The author draws out some important biographical themes, not least the extent to which, from an early age, Schumann’s twin literary and musical careers informed one another. In the most impressive section, Schumann’s role as editor of the Neue Zeitschrift für Musik, in its heyday one of the most influential music periodicals of all time, is brought to vividly Romantic life. Schumann’s ‘friends’, fiery Florestan and introverted Eusebius, and the Zeitschrift’s ‘League of David’, dedicated to the defeat of the ‘Philistines’, played games of identity with readers not unlike those of German Romantic poets such as Schumann’s beloved Jean Paul.

 
The composer’s marriage is treated more sensibly than often, though Clara Schumann is treated with kid gloves.

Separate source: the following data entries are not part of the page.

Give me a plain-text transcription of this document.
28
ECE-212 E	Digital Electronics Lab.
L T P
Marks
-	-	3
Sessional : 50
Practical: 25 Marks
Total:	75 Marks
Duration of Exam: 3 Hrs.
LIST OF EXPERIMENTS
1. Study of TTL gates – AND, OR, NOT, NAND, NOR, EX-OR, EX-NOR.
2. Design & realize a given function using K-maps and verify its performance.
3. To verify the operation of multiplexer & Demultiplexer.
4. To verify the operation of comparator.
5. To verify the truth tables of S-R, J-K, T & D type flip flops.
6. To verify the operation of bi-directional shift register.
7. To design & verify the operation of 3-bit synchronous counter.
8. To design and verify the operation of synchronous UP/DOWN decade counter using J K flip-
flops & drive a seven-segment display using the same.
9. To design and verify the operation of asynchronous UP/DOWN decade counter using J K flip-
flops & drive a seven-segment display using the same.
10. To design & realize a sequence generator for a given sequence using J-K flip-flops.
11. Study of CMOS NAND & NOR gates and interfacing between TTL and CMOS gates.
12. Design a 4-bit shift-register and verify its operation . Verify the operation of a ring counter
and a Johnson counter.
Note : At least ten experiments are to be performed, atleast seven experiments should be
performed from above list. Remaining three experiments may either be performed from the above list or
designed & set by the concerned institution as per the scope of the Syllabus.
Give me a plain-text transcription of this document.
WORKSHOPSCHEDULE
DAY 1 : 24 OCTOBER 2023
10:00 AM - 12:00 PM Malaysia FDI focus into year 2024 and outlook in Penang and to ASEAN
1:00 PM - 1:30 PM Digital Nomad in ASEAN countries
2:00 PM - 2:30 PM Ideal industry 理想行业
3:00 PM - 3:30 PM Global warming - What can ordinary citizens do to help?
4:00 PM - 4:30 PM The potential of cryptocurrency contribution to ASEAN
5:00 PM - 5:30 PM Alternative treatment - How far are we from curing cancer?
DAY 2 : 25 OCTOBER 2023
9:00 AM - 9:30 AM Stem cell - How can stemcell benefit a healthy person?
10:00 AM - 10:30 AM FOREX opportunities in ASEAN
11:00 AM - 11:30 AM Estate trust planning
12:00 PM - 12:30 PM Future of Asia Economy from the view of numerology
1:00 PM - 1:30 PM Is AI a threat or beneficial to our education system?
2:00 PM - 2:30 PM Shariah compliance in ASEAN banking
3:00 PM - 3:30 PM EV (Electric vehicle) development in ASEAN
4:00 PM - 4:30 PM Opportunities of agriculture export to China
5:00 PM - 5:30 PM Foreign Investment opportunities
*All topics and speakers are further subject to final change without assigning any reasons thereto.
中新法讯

No mention is made of the Schumanns’ rank ingratitude towards Liszt; nor does Geck deal critically with Clara’s music – perhaps because, sadly, it is not intrinsically very interesting. The final years of Schumann’s life and career receive surprisingly short shrift. It is almost as if Geck stands reluctant to tell the harrowing tale of psychosis and the Endenich asylum. Moreover, the sheer strangeness of Schumann’s highly disturbing late works goes unexplored.

 
In general, a deeper understanding of Schumann remains elusive. One particular problem lies in the lack of any sense of place. We learn some facts about, for instance, Schumann’s time as a student in Leipzig; yet without a keener sense of what Leipzig, or indeed Saxony, c.1830, was like, they amount to little more than the sum of their parts. An historian of nineteenth-century Germany, alert to the differences between, say, Saxony and Prussia, might have had something revealing to say here. Alan Walker’s compelling Liszt biography presents a model too little followed in writing on composers’ lives.

 
Discussion of Schumann’s music – which is surely why we are most interested in him – is mixed in quality. Following a striking, if brief, discussion of the piano piece, Papillons, and citation of Schumann’s contention that he had learned more about counterpoint from Jean Paul than anyone else, comes the bizarre claim that the Marseillaise quotation in Faschingsschwank aus Wien is ‘almost unrecognisable’. I recall it leaping out from the page at me in a childhood piano lesson – and certainly not on account of any particular acuity. Analysis and even description tend to be approached and veered away from, an odd state of affairs for a treatment of ‘life and work’. Attempts at theoretical engagement, for instance, citation of Roland Barthes, seem somewhat forced and sit oddly with a generally belletrist approach. There is nothing wrong with the latter; sadly, however, Geck’s lettres prove more often grises than belles.

 
Historical situation of Schumann amongst his peers is dubious, largely consisting in his relative elevation through swiping at others. Quite why an irrelevant and, in the worst sense, merely subjective contrast with Schoenberg, whose music ‘is less popular than Schumann’s ... [because] it is more difficult to understand,’ is thought necessary but four pages in, I cannot imagine. Inevitably, though no less wearisomely, there comes a host of digs at Wagner. Even Beethoven has his middle-period works portrayed as one-dimensional when compared with Schumann’s music. As for Geck’s wildly unhistorical claims that ‘until Beethoven’s day composition was primarily a craft that required an adherence to traditional rules,’ and that ‘Mendelssohn and Schumann were the first musicians,’ not even the first composers, ‘to receive a proper formal education,’ hands must be thrown up in the air.